Сей даръ покрыли Леты пятна,

Онъ старъ. Прочти: онъ станетъ младъ.

Поэзия зело приятна,

Какъ в жаръ прохладный лимонадъ.

Сладчайший

Апреля 16 дня лета 1938 - 11 часовъ о полуночи.

Имя Шефнера, Вадим, мне казалось некрасивым, но таило в себе некие возможности. Первое, что я зарифмовал, года в три: "Вадим, мы вас съедим". Восхищение у меня вызывали военно-морским обмундированием Леша Лебедев и Коля Корок. А у Гитовича была тогда только фамилия.

Как я узнал много позже, он, будучи на четыре-пять лет старше остальных, считался у них мэтром. За глаза его называли "Гитович", а лично - "Александр Ильич" и на "вы".

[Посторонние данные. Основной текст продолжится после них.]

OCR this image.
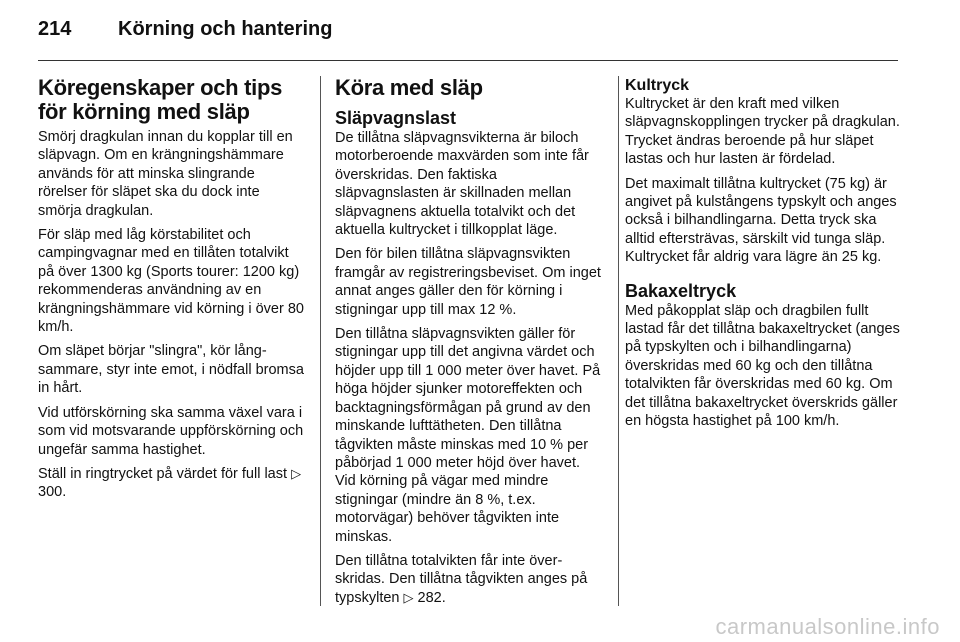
214 Körning och hantering
Köregenskaper och tips för körning med släp

Smörj dragkulan innan du kopplar till en släpvagn. Om en krängningshämmare används för att minska slingrande rörelser för släpet ska du dock inte smörja dragkulan.

För släp med låg körstabilitet och campingvagnar med en tillåten totalvikt på över 1300 kg (Sports tourer: 1200 kg) rekommenderas användning av en krängningshämmare vid körning i över 80 km/h.

Om släpet börjar "slingra", kör långsammare, styr inte emot, i nödfall bromsa in hårt.

Vid utförskörning ska samma växel vara i som vid motsvarande uppförskörning och ungefär samma hastighet.

Ställ in ringtrycket på värdet för full last ▷ 300.

Köra med släp
Släpvagnslast

De tillåtna släpvagnsvikterna är biloch motorberoende maxvärden som inte får överskridas. Den faktiska släpvagnslasten är skillnaden mellan släpvagnens aktuella totalvikt och det aktuella kultrycket i tillkopplat läge.

Den för bilen tillåtna släpvagnsvikten framgår av registreringsbeviset. Om inget annat anges gäller den för körning i stigningar upp till max 12 %.

Den tillåtna släpvagnsvikten gäller för stigningar upp till det angivna värdet och höjder upp till 1 000 meter över havet. På höga höjder sjunker motoreffekten och backtagningsförmågan på grund av den minskande lufttätheten. Den tillåtna tågvikten måste minskas med 10 % per påbörjad 1 000 meter höjd över havet. Vid körning på vägar med mindre stigningar (mindre än 8 %, t.ex. motorvägar) behöver tågvikten inte minskas.

Den tillåtna totalvikten får inte överskridas. Den tillåtna tågvikten anges på typskylten ▷ 282.

Kultryck

Kultrycket är den kraft med vilken släpvagnskopplingen trycker på dragkulan. Trycket ändras beroende på hur släpet lastas och hur lasten är fördelad.

Det maximalt tillåtna kultrycket (75 kg) är angivet på kulstångens typskylt och anges också i bilhandlingarna. Detta tryck ska alltid eftersträvas, särskilt vid tunga släp. Kultrycket får aldrig vara lägre än 25 kg.

Bakaxeltryck

Med påkopplat släp och dragbilen fullt lastad får det tillåtna bakaxeltrycket (anges på typskylten och i bilhandlingarna) överskridas med 60 kg och den tillåtna totalvikten får överskridas med 60 kg. Om det tillåtna bakaxeltrycket överskrids gäller en högsta hastighet på 100 km/h.

carmanualsonline.info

Конечно, я выделял из этой компании Борю Семенова. Теперь я бы сказал, что я принимал его за члена семьи, только почему-то ночующего в другом месте. Он появлялся и днем, почти каждый день. Играл со мной, рисовал мне картинки, приносил свежие номера "Чижа", читал вслух. Его мать, Ольга Дмитриевна, тоже почти постоянно была рядом. Я называл ее Оля- Баба. Неприятно было, если соседи или знакомые, заговаривая с ребенком, переставляли слова: "Баба Оля" ("Что, с Бабой Олей гулять идешь?"). Баба Оля - это какая-то чужая, а моя была Оля-Баба. Мои настоящие бабушки в воспоминаниях раннего детства отсутствуют. Папина мама жила в Москве, а мамина потихоньку умирала от какой-то так и не определенной болезни и умерла в 40-м году.

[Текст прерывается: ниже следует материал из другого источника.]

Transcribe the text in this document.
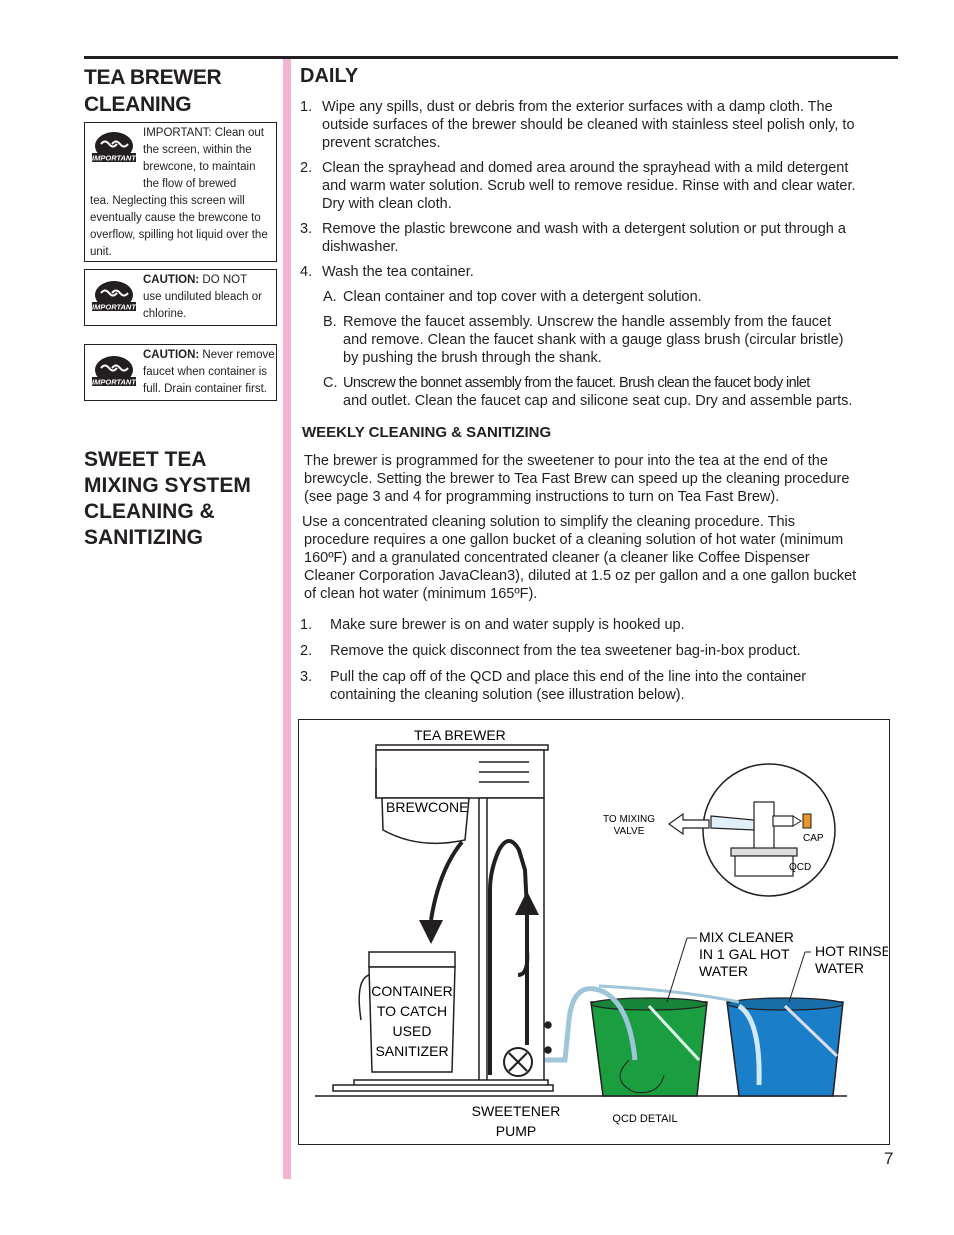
TEA BREWER
CLEANING

IMPORTANT

IMPORTANT: Clean out
the screen, within the
brewcone, to maintain
the flow of brewed

tea. Neglecting this screen will
eventually cause the brewcone to
overflow, spilling hot liquid over the
unit.

IMPORTANT

CAUTION: DO NOT
use undiluted bleach or
chlorine.

IMPORTANT

CAUTION: Never remove
faucet when container is
full. Drain container first.

SWEET TEA
MIXING SYSTEM
CLEANING &
SANITIZING

DAILY

1. Wipe any spills, dust or debris from the exterior surfaces with a damp cloth. The
outside surfaces of the brewer should be cleaned with stainless steel polish only, to
prevent scratches.
2. Clean the sprayhead and domed area around the sprayhead with a mild detergent
and warm water solution. Scrub well to remove residue. Rinse with and clear water.
Dry with clean cloth.
3. Remove the plastic brewcone and wash with a detergent solution or put through a
dishwasher.
4. Wash the tea container.
A. Clean container and top cover with a detergent solution.
B. Remove the faucet assembly. Unscrew the handle assembly from the faucet
and remove. Clean the faucet shank with a gauge glass brush (circular bristle)
by pushing the brush through the shank.
C. Unscrew the bonnet assembly from the faucet. Brush clean the faucet body inlet
and outlet. Clean the faucet cap and silicone seat cup. Dry and assemble parts.

WEEKLY CLEANING & SANITIZING

The brewer is programmed for the sweetener to pour into the tea at the end of the
brewcycle. Setting the brewer to Tea Fast Brew can speed up the cleaning procedure
(see page 3 and 4 for programming instructions to turn on Tea Fast Brew).
Use a concentrated cleaning solution to simplify the cleaning procedure. This
procedure requires a one gallon bucket of a cleaning solution of hot water (minimum
160ºF) and a granulated concentrated cleaner (a cleaner like Coffee Dispenser
Cleaner Corporation JavaClean3), diluted at 1.5 oz per gallon and a one gallon bucket
of clean hot water (minimum 165ºF).
1. Make sure brewer is on and water supply is hooked up.
2. Remove the quick disconnect from the tea sweetener bag-in-box product.
3. Pull the cap off of the QCD and place this end of the line into the container
containing the cleaning solution (see illustration below).
TEA BREWER
BREWCONE
CONTAINER
TO CATCH
USED
SANITIZER
TO MIXING
VALVE
CAP
QCD
MIX CLEANER
IN 1 GAL HOT
WATER
HOT RINSE
WATER
SWEETENER
PUMP
QCD DETAIL
7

Гулять меня водили Даша или Оля-Баба. Была зима. Было очень холодно. При входе на узкий дощатый мостик стоял старик, вывернув большую сизую ладонь вверх. Оля-Баба давала мне в варежку медную денежку, и я перекладывал денежку в твердую сизую ладонь. Возвращались с купленным на Невском батоном. Мне давали откусить ледяную на морозе, но мягкую внутри горбушку. Опьяненный холодным кислородом, я маршировал по лестнице и по длинному коридору, скандируя во все горло: "Рот-фронт-кронштадт! Рот-фронт-кронштадт!" Произносить эти слова доставляло наслаждение. Смысла их я не знал, но думал, что они военно- морские. Я не знал также, что вместо "р" произношу вроде английского "w": "Wот-фwонт-кwонштадт!"

Дом на канале мне всю жизнь представляется родным гнездом. Но про- жил-то я там недолго - от силы два сознательных года перед войной и года полтора после возвращения в июле 44-го из Омска.

Семенов

По утрам я долго пью кофе и читаю нашу местную газету "Новости Долины" ("The Valley News"). Кофе и чтение заканчиваются рассматриванием комиксов. В "Новостях Долины" по будням печатается тринадцать комиксов. Четыре из них я не смотрю из смутно-эстетических соображений. Остальные девять начинаю рассматривать с менее интересных, приберегая любимые напоследок. Стандартный формат, от которого художники лишь изредка отступают, три-четыре квадрата ("панели") с заключительной шуткой ("punch line") в четвертом. Если шутка действительно смешная, я стараюсь перевести ее на русский, но это не всегда удается, и тогда, вместо перевода, я пытаюсь объяснить идиоматическое выражение или характерно американскую бытовую ситуацию, которая там обыгрывается. Кому я перевожу и объясняю? Лет двадцать по крайней мере я об этом не задумывался, но однажды, запутавшись в особенно сложном объяснении, вдруг понял: каждое утро я рассматриваю свежую порцию американских смешных картинок с Борей Семеновым.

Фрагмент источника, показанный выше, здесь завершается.